Whether the alleged activity took place in locker-room showers on the Penn State campus, at hotel rooms or even in Sandusky’s house, they never discussed what they did, the man testified.
“It was basically like whatever happened there never really happened,” he said.
He said he didn’t tell anyone because he was afraid to. He said he enjoyed the perks Sandusky provided but eventually it all became too much.

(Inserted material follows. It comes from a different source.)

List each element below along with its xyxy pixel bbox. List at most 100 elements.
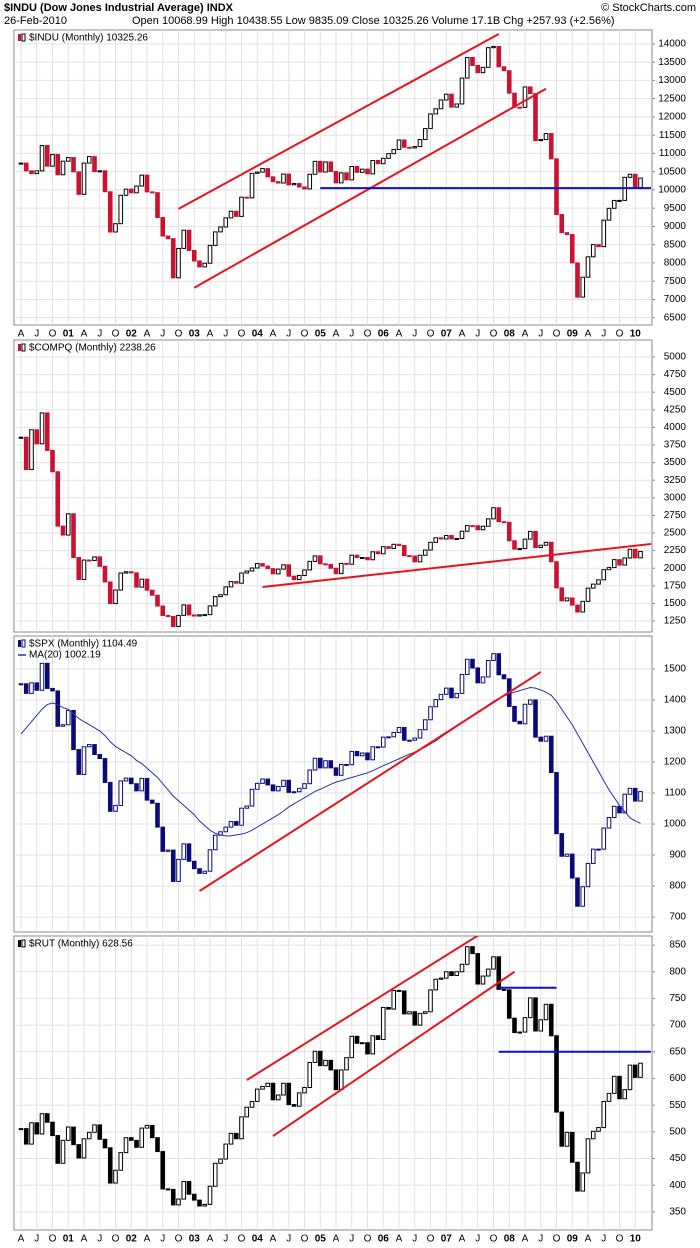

The man said that as he grew into his teens, he tried to break off contact with Sandusky. He asked his grandmother to tell Sandusky he wasn’t there when the coach called. When Sandusky came over, he hid in closets.
“I think he started to get the picture,” the man said.
Sandusky wrote letters, some of which the man said seemed like “creepy love letters.”
The prosecutors showed the jurors a handwritten letter, on Penn State letterhead stationery, which the man said Sandusky had written to him.
In part, it said: “There has been love in my heart. . . . Love never ends. I believe that it can overcome all things!”